“Ensaio sobre a cegueira” (Blindness), o novo filme de Fernando Meirelles inspirado no livro de José Saramago, tem todos os capítulos da velha batalha entre a obra escrita e a adaptação para o cinema. As traduções literais, as licenças poéticas do diretor, o corte de partes importantes do texto original. Tudo isso sem comprometer a qualidade e a emoção da película, que, ainda assim, fica alguns degraus abaixo do livro.
Isso pode soar óbvio, mas, no caso específico desta adaptação, um detalhe é ainda mais cruel com a obra audiovisual: um livro que fala sobre a cegueira causa uma ansiedade ainda mais intensa, já que o ato de ler, em si, é cego. Tudo é imaginado, nada é visto em um livro.

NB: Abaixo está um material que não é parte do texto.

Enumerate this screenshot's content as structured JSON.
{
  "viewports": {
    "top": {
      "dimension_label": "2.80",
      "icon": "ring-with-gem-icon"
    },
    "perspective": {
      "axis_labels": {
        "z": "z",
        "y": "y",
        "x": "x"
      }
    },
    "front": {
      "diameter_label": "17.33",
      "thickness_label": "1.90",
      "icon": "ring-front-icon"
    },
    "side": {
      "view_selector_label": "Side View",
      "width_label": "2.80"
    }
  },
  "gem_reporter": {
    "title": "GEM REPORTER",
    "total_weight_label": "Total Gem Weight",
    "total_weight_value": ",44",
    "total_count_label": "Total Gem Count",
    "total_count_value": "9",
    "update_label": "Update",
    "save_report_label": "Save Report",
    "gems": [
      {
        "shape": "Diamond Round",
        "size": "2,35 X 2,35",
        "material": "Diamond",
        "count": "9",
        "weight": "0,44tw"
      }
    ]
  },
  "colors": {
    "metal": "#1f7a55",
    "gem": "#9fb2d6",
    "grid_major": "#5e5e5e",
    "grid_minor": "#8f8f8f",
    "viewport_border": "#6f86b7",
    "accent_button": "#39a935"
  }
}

Essa força se perde no filme, onde tudo é retratado. Mesmo com o diretor usando uma fotografia extremamente branca e “estourada” para transmitir a angústia trazida pela cegueira da história.
O roteiro, no entanto, consegue passar bem o conflito de uma humanidade que, de repente, se vê completamente cega e sem saber como agir. O roteirista Don McKellar, que também atua no filme no papel do Ladrão, manteve os pontos chave do livro e, assim, construiu uma história bem contada, que prende a atenção de quem assiste, ao mesmo tempo que mantém o lado filosófico da obra de Saramago, no qual o ditado “em terra de cego quem tem um olho é rei” é reinterpretado de uma maneira supreendente.

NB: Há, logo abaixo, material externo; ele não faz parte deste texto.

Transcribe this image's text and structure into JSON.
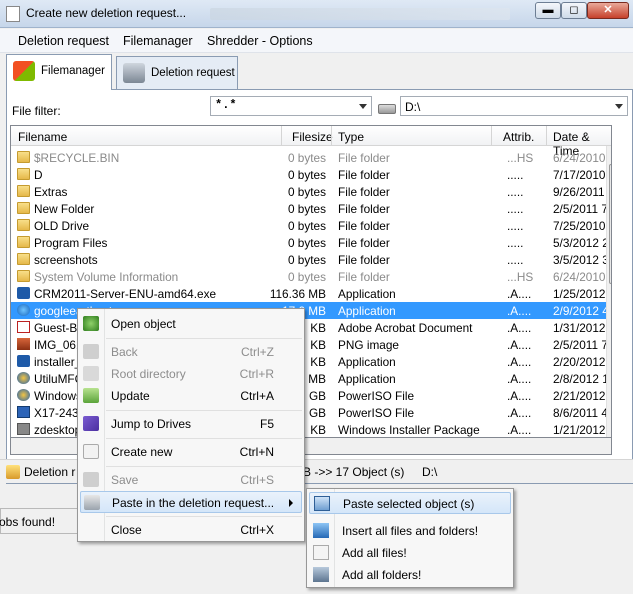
{
  "window": {
    "title": "Create new deletion request..."
  },
  "titlebar": {
    "min_glyph": "▬",
    "max_glyph": "◻",
    "close_glyph": "✕"
  },
  "menubar": {
    "items": [
      "Deletion request",
      "Filemanager",
      "Shredder - Options"
    ]
  },
  "tabs": [
    {
      "label": "Filemanager"
    },
    {
      "label": "Deletion request"
    }
  ],
  "filter": {
    "label": "File filter:",
    "value": "*.*"
  },
  "drive": {
    "value": "D:\\"
  },
  "columns": [
    "Filename",
    "Filesize",
    "Type",
    "Attrib.",
    "Date & Time"
  ],
  "rows": [
    {
      "name": "$RECYCLE.BIN",
      "size": "0 bytes",
      "type": "File folder",
      "attr": "...HS",
      "date": "6/24/2010"
    },
    {
      "name": "D",
      "size": "0 bytes",
      "type": "File folder",
      "attr": ".....",
      "date": "7/17/2010"
    },
    {
      "name": "Extras",
      "size": "0 bytes",
      "type": "File folder",
      "attr": ".....",
      "date": "9/26/2011"
    },
    {
      "name": "New Folder",
      "size": "0 bytes",
      "type": "File folder",
      "attr": ".....",
      "date": "2/5/2011 7"
    },
    {
      "name": "OLD Drive",
      "size": "0 bytes",
      "type": "File folder",
      "attr": ".....",
      "date": "7/25/2010"
    },
    {
      "name": "Program Files",
      "size": "0 bytes",
      "type": "File folder",
      "attr": ".....",
      "date": "5/3/2012 2"
    },
    {
      "name": "screenshots",
      "size": "0 bytes",
      "type": "File folder",
      "attr": ".....",
      "date": "3/5/2012 3"
    },
    {
      "name": "System Volume Information",
      "size": "0 bytes",
      "type": "File folder",
      "attr": "...HS",
      "date": "6/24/2010"
    },
    {
      "name": "CRM2011-Server-ENU-amd64.exe",
      "size": "116.36 MB",
      "type": "Application",
      "attr": ".A....",
      "date": "1/25/2012"
    },
    {
      "name": "googleearthsetup.exe",
      "size": "17.0 MB",
      "type": "Application",
      "attr": ".A....",
      "date": "2/9/2012 4"
    },
    {
      "name": "Guest-Bl",
      "size": "KB",
      "type": "Adobe Acrobat Document",
      "attr": ".A....",
      "date": "1/31/2012"
    },
    {
      "name": "IMG_061",
      "size": "KB",
      "type": "PNG image",
      "attr": ".A....",
      "date": "2/5/2011 7"
    },
    {
      "name": "installer_",
      "size": "KB",
      "type": "Application",
      "attr": ".A....",
      "date": "2/20/2012"
    },
    {
      "name": "UtiluMFC",
      "size": "MB",
      "type": "Application",
      "attr": ".A....",
      "date": "2/8/2012 1"
    },
    {
      "name": "Windows",
      "size": "GB",
      "type": "PowerISO File",
      "attr": ".A....",
      "date": "2/21/2012"
    },
    {
      "name": "X17-243",
      "size": "GB",
      "type": "PowerISO File",
      "attr": ".A....",
      "date": "8/6/2011 4"
    },
    {
      "name": "zdesktop",
      "size": "KB",
      "type": "Windows Installer Package",
      "attr": ".A....",
      "date": "1/21/2012"
    }
  ],
  "status": {
    "left": "Deletion r",
    "mid": "B ->> 17  Object (s)",
    "drive": "D:\\"
  },
  "bottom": {
    "text": "obs found!"
  },
  "context_menu": {
    "items": [
      {
        "label": "Open object",
        "shortcut": ""
      },
      {
        "label": "Back",
        "shortcut": "Ctrl+Z"
      },
      {
        "label": "Root directory",
        "shortcut": "Ctrl+R"
      },
      {
        "label": "Update",
        "shortcut": "Ctrl+A"
      },
      {
        "label": "Jump to Drives",
        "shortcut": "F5"
      },
      {
        "label": "Create new",
        "shortcut": "Ctrl+N"
      },
      {
        "label": "Save",
        "shortcut": "Ctrl+S"
      },
      {
        "label": "Paste in the deletion request...",
        "shortcut": ""
      },
      {
        "label": "Close",
        "shortcut": "Ctrl+X"
      }
    ]
  },
  "submenu": {
    "items": [
      {
        "label": "Paste selected object (s)"
      },
      {
        "label": "Insert all files and folders!"
      },
      {
        "label": "Add all files!"
      },
      {
        "label": "Add all folders!"
      }
    ]
  }
}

Ao contrário de “O Jardineiro Fiel”, filme anterior de Meirelles, que me parece “cinemão americano” com uma estética mais independente, o Ensaio pode ser encarado de maneira completamente oposta: um filme independente – tanto na concepção quanto na temática – com uma cara mais comercial. E, isso, no melhor sentido possível, quando o refinamento e o conhecimento da técnica estão totalmente à serviço da obra, além da presença de atores renomados do cinema holywoodiano.
E sobre as atuações, confesso ter um pouco de resistência à Alice Braga, sempre com um inglês que não é perfeito mas sem a humildade de se assumir assim. Ainda mais fazendo um papel de tanto destaque no filme (A Mulher de Óculos Escuros) e tendo que contracenar com a Julianne Moore, que dá um banho no papel principal e consegue até ficar feia em alguns momentos do filme. Mark Ruffalo e Danny Glover, que merecia mais momentos no filme, fazem um “par perfeito” com as duas atrizes.
No fim das comparações entre a obra de Saramago e a de Meirelles fica a satisfação de poder aproveitar as duas sobre pontos de vista diferentes. Sem trocadilho.
“Ensaio Sobre a Cegueira” estréia no circuito comercial brasileiro dia 12 de setembro.